Another exemplary provision in Kenyan electoral law is the out-of-country voting provision. According to IEBC, out-of-country voting is allowed for the presidential election only. Kenyan voters outside the country may only vote from 12 countries, chosen based on the number of Kenyans who live there. The countries are Tanzania, Uganda, Rwanda, Burundi, South Africa, South Sudan, Germany, United Kingdom, Qatar, United Arab Emirates, Canada and the US. A total of 10,444 diaspora voters, who registered for 2022 elections, are expected to have voted yesterday at their country’s consulates and embassies in those countries. It is quite unfortunate that despite the enormous contributions of Nigerians in Diaspora to the country’s economy and image laundry, they have no say in determining the political leadership of their fatherland except they take the cumbersome option of travelling down to Nigeria to register and later to vote.
It is interesting to note that there is a provision for independent candidacy in Kenya. Thus, you need not belong to any political party to run for political office in the land of safaris. Not only that but prisoners can also vote in Kenya, however, this is only in the presidential election. Information has it that 7,483 voters were expected to vote in prisons across Kenya yesterday. There you are! Kenya leads the way in political inclusion not only for women but also for her prisoners and diaspora population.

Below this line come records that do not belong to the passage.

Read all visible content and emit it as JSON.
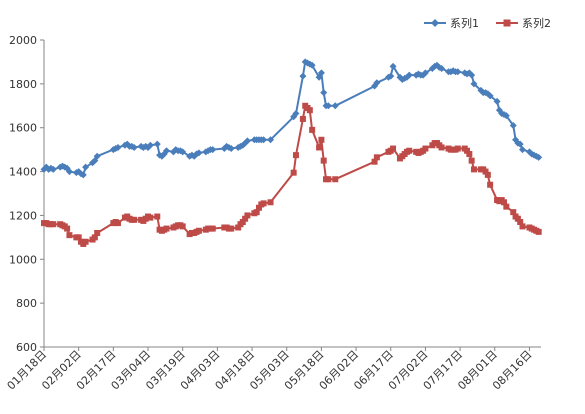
{
  "chart_data": {
    "type": "line",
    "title": "",
    "xlabel": "",
    "ylabel": "",
    "ylim": [
      600,
      2000
    ],
    "yticks": [
      600,
      800,
      1000,
      1200,
      1400,
      1600,
      1800,
      2000
    ],
    "xticks": [
      "01月18日",
      "02月02日",
      "02月17日",
      "03月04日",
      "03月19日",
      "04月03日",
      "04月18日",
      "05月03日",
      "05月18日",
      "06月02日",
      "06月17日",
      "07月02日",
      "07月17日",
      "08月01日",
      "08月16日"
    ],
    "xdomain": [
      "01月18日",
      "08月21日"
    ],
    "grid": false,
    "legend_position": "top-right",
    "series": [
      {
        "name": "系列1",
        "color": "#4a7ebb",
        "marker": "diamond",
        "points": [
          [
            "01月18日",
            1410
          ],
          [
            "01月19日",
            1420
          ],
          [
            "01月20日",
            1410
          ],
          [
            "01月21日",
            1415
          ],
          [
            "01月22日",
            1410
          ],
          [
            "01月25日",
            1420
          ],
          [
            "01月26日",
            1425
          ],
          [
            "01月27日",
            1420
          ],
          [
            "01月28日",
            1415
          ],
          [
            "01月29日",
            1400
          ],
          [
            "02月01日",
            1395
          ],
          [
            "02月02日",
            1400
          ],
          [
            "02月03日",
            1390
          ],
          [
            "02月04日",
            1385
          ],
          [
            "02月05日",
            1420
          ],
          [
            "02月08日",
            1440
          ],
          [
            "02月09日",
            1450
          ],
          [
            "02月10日",
            1470
          ],
          [
            "02月17日",
            1500
          ],
          [
            "02月18日",
            1505
          ],
          [
            "02月19日",
            1510
          ],
          [
            "02月22日",
            1520
          ],
          [
            "02月23日",
            1525
          ],
          [
            "02月24日",
            1515
          ],
          [
            "02月25日",
            1515
          ],
          [
            "02月26日",
            1510
          ],
          [
            "03月01日",
            1515
          ],
          [
            "03月02日",
            1510
          ],
          [
            "03月03日",
            1515
          ],
          [
            "03月04日",
            1510
          ],
          [
            "03月05日",
            1520
          ],
          [
            "03月08日",
            1525
          ],
          [
            "03月09日",
            1475
          ],
          [
            "03月10日",
            1470
          ],
          [
            "03月11日",
            1480
          ],
          [
            "03月12日",
            1495
          ],
          [
            "03月15日",
            1490
          ],
          [
            "03月16日",
            1500
          ],
          [
            "03月17日",
            1495
          ],
          [
            "03月18日",
            1495
          ],
          [
            "03月19日",
            1490
          ],
          [
            "03月22日",
            1470
          ],
          [
            "03月23日",
            1475
          ],
          [
            "03月24日",
            1470
          ],
          [
            "03月25日",
            1480
          ],
          [
            "03月26日",
            1485
          ],
          [
            "03月29日",
            1490
          ],
          [
            "03月30日",
            1495
          ],
          [
            "03月31日",
            1500
          ],
          [
            "04月01日",
            1500
          ],
          [
            "04月06日",
            1505
          ],
          [
            "04月07日",
            1515
          ],
          [
            "04月08日",
            1510
          ],
          [
            "04月09日",
            1505
          ],
          [
            "04月12日",
            1510
          ],
          [
            "04月13日",
            1515
          ],
          [
            "04月14日",
            1520
          ],
          [
            "04月15日",
            1530
          ],
          [
            "04月16日",
            1540
          ],
          [
            "04月19日",
            1545
          ],
          [
            "04月20日",
            1545
          ],
          [
            "04月21日",
            1545
          ],
          [
            "04月22日",
            1545
          ],
          [
            "04月23日",
            1545
          ],
          [
            "04月26日",
            1545
          ],
          [
            "05月06日",
            1650
          ],
          [
            "05月07日",
            1665
          ],
          [
            "05月10日",
            1835
          ],
          [
            "05月11日",
            1900
          ],
          [
            "05月12日",
            1895
          ],
          [
            "05月13日",
            1890
          ],
          [
            "05月14日",
            1885
          ],
          [
            "05月17日",
            1830
          ],
          [
            "05月18日",
            1850
          ],
          [
            "05月19日",
            1760
          ],
          [
            "05月20日",
            1700
          ],
          [
            "05月21日",
            1700
          ],
          [
            "05月24日",
            1700
          ],
          [
            "06月10日",
            1790
          ],
          [
            "06月11日",
            1805
          ],
          [
            "06月16日",
            1830
          ],
          [
            "06月17日",
            1835
          ],
          [
            "06月18日",
            1880
          ],
          [
            "06月21日",
            1830
          ],
          [
            "06月22日",
            1820
          ],
          [
            "06月23日",
            1825
          ],
          [
            "06月24日",
            1830
          ],
          [
            "06月25日",
            1840
          ],
          [
            "06月28日",
            1840
          ],
          [
            "06月29日",
            1845
          ],
          [
            "06月30日",
            1840
          ],
          [
            "07月01日",
            1840
          ],
          [
            "07月02日",
            1850
          ],
          [
            "07月05日",
            1870
          ],
          [
            "07月06日",
            1880
          ],
          [
            "07月07日",
            1885
          ],
          [
            "07月08日",
            1875
          ],
          [
            "07月09日",
            1870
          ],
          [
            "07月12日",
            1855
          ],
          [
            "07月13日",
            1855
          ],
          [
            "07月14日",
            1860
          ],
          [
            "07月15日",
            1855
          ],
          [
            "07月16日",
            1855
          ],
          [
            "07月19日",
            1850
          ],
          [
            "07月20日",
            1845
          ],
          [
            "07月21日",
            1850
          ],
          [
            "07月22日",
            1840
          ],
          [
            "07月23日",
            1800
          ],
          [
            "07月26日",
            1770
          ],
          [
            "07月27日",
            1760
          ],
          [
            "07月28日",
            1760
          ],
          [
            "07月29日",
            1755
          ],
          [
            "07月30日",
            1745
          ],
          [
            "08月02日",
            1720
          ],
          [
            "08月03日",
            1680
          ],
          [
            "08月04日",
            1665
          ],
          [
            "08月05日",
            1660
          ],
          [
            "08月06日",
            1655
          ],
          [
            "08月09日",
            1610
          ],
          [
            "08月10日",
            1545
          ],
          [
            "08月11日",
            1530
          ],
          [
            "08月12日",
            1525
          ],
          [
            "08月13日",
            1500
          ],
          [
            "08月16日",
            1490
          ],
          [
            "08月17日",
            1480
          ],
          [
            "08月18日",
            1475
          ],
          [
            "08月19日",
            1470
          ],
          [
            "08月20日",
            1465
          ]
        ]
      },
      {
        "name": "系列2",
        "color": "#be4b48",
        "marker": "square",
        "points": [
          [
            "01月18日",
            1165
          ],
          [
            "01月19日",
            1165
          ],
          [
            "01月20日",
            1160
          ],
          [
            "01月21日",
            1160
          ],
          [
            "01月22日",
            1160
          ],
          [
            "01月25日",
            1160
          ],
          [
            "01月26日",
            1155
          ],
          [
            "01月27日",
            1150
          ],
          [
            "01月28日",
            1140
          ],
          [
            "01月29日",
            1110
          ],
          [
            "02月01日",
            1100
          ],
          [
            "02月02日",
            1100
          ],
          [
            "02月03日",
            1080
          ],
          [
            "02月04日",
            1070
          ],
          [
            "02月05日",
            1080
          ],
          [
            "02月08日",
            1090
          ],
          [
            "02月09日",
            1100
          ],
          [
            "02月10日",
            1120
          ],
          [
            "02月17日",
            1165
          ],
          [
            "02月18日",
            1170
          ],
          [
            "02月19日",
            1165
          ],
          [
            "02月22日",
            1190
          ],
          [
            "02月23日",
            1195
          ],
          [
            "02月24日",
            1185
          ],
          [
            "02月25日",
            1180
          ],
          [
            "02月26日",
            1180
          ],
          [
            "03月01日",
            1180
          ],
          [
            "03月02日",
            1175
          ],
          [
            "03月03日",
            1185
          ],
          [
            "03月04日",
            1195
          ],
          [
            "03月05日",
            1190
          ],
          [
            "03月08日",
            1195
          ],
          [
            "03月09日",
            1135
          ],
          [
            "03月10日",
            1130
          ],
          [
            "03月11日",
            1135
          ],
          [
            "03月12日",
            1140
          ],
          [
            "03月15日",
            1145
          ],
          [
            "03月16日",
            1150
          ],
          [
            "03月17日",
            1155
          ],
          [
            "03月18日",
            1155
          ],
          [
            "03月19日",
            1150
          ],
          [
            "03月22日",
            1115
          ],
          [
            "03月23日",
            1120
          ],
          [
            "03月24日",
            1120
          ],
          [
            "03月25日",
            1125
          ],
          [
            "03月26日",
            1130
          ],
          [
            "03月29日",
            1135
          ],
          [
            "03月30日",
            1140
          ],
          [
            "03月31日",
            1140
          ],
          [
            "04月01日",
            1140
          ],
          [
            "04月06日",
            1145
          ],
          [
            "04月07日",
            1145
          ],
          [
            "04月08日",
            1140
          ],
          [
            "04月09日",
            1140
          ],
          [
            "04月12日",
            1145
          ],
          [
            "04月13日",
            1160
          ],
          [
            "04月14日",
            1170
          ],
          [
            "04月15日",
            1185
          ],
          [
            "04月16日",
            1200
          ],
          [
            "04月19日",
            1210
          ],
          [
            "04月20日",
            1215
          ],
          [
            "04月21日",
            1235
          ],
          [
            "04月22日",
            1250
          ],
          [
            "04月23日",
            1255
          ],
          [
            "04月26日",
            1260
          ],
          [
            "05月06日",
            1395
          ],
          [
            "05月07日",
            1475
          ],
          [
            "05月10日",
            1640
          ],
          [
            "05月11日",
            1700
          ],
          [
            "05月12日",
            1690
          ],
          [
            "05月13日",
            1680
          ],
          [
            "05月14日",
            1590
          ],
          [
            "05月17日",
            1510
          ],
          [
            "05月18日",
            1545
          ],
          [
            "05月19日",
            1450
          ],
          [
            "05月20日",
            1365
          ],
          [
            "05月21日",
            1365
          ],
          [
            "05月24日",
            1365
          ],
          [
            "06月10日",
            1445
          ],
          [
            "06月11日",
            1465
          ],
          [
            "06月16日",
            1490
          ],
          [
            "06月17日",
            1495
          ],
          [
            "06月18日",
            1505
          ],
          [
            "06月21日",
            1460
          ],
          [
            "06月22日",
            1470
          ],
          [
            "06月23日",
            1480
          ],
          [
            "06月24日",
            1490
          ],
          [
            "06月25日",
            1495
          ],
          [
            "06月28日",
            1490
          ],
          [
            "06月29日",
            1485
          ],
          [
            "06月30日",
            1490
          ],
          [
            "07月01日",
            1495
          ],
          [
            "07月02日",
            1505
          ],
          [
            "07月05日",
            1520
          ],
          [
            "07月06日",
            1530
          ],
          [
            "07月07日",
            1530
          ],
          [
            "07月08日",
            1520
          ],
          [
            "07月09日",
            1510
          ],
          [
            "07月12日",
            1505
          ],
          [
            "07月13日",
            1500
          ],
          [
            "07月14日",
            1500
          ],
          [
            "07月15日",
            1500
          ],
          [
            "07月16日",
            1505
          ],
          [
            "07月19日",
            1505
          ],
          [
            "07月20日",
            1495
          ],
          [
            "07月21日",
            1480
          ],
          [
            "07月22日",
            1450
          ],
          [
            "07月23日",
            1410
          ],
          [
            "07月26日",
            1410
          ],
          [
            "07月27日",
            1410
          ],
          [
            "07月28日",
            1400
          ],
          [
            "07月29日",
            1385
          ],
          [
            "07月30日",
            1340
          ],
          [
            "08月02日",
            1270
          ],
          [
            "08月03日",
            1265
          ],
          [
            "08月04日",
            1270
          ],
          [
            "08月05日",
            1260
          ],
          [
            "08月06日",
            1240
          ],
          [
            "08月09日",
            1215
          ],
          [
            "08月10日",
            1195
          ],
          [
            "08月11日",
            1185
          ],
          [
            "08月12日",
            1170
          ],
          [
            "08月13日",
            1150
          ],
          [
            "08月16日",
            1145
          ],
          [
            "08月17日",
            1140
          ],
          [
            "08月18日",
            1135
          ],
          [
            "08月19日",
            1130
          ],
          [
            "08月20日",
            1125
          ]
        ]
      }
    ]
  }
}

Unlike Nigeria where elections are held for just six hours, in Kenya, it is 12 hours. Elections held yesterday from 6am to 6pm! That’s still a feat my dear motherland dreams of. The Kenyan constitution stipulates that for one to win the presidential election, a candidate must receive over 50 per cent of the total votes cast and at least 25 per cent of the votes in at least 24 of the 47 counties. A runoff is scheduled within 30 days of the first election if no candidate receives more than half of the votes cast in the election and at least 25 per cent of the votes cast in 24 counties.
It is very interesting to note that Electoral Dispute Resolution is diffused across a range of institutions and processes in Kenya to handle different types of issues. Institutions include the IEBC, Political Parties Disputes Tribunal, Office of the Director of Public Prosecutions and the judiciary. This is commendable and worthy of emulation because these multiple institutions will help to decongest the court, which is the only institution that resolves election disputes in Nigeria.
Similar to the US election, which is held on the first Tuesday in November of the election year, the constitution of Kenya requires the general election to be held on “the second Tuesday in August, in every fifth year.” This makes the election date known and sacrosanct. This is very much unlike Nigeria where the Independent National Electoral Commission is the body that determines the date of election, a date which is often not held sacred due to serial postponement of the general elections.
Another exemplary thing from Kenya is the five-year term of office, unlike in Nigeria whose term is four years. I am of the considered view that it is worth having the Nigerian term of office amended to be a maximum of two terms of five years each. This will save the country resources from holding too frequent elections.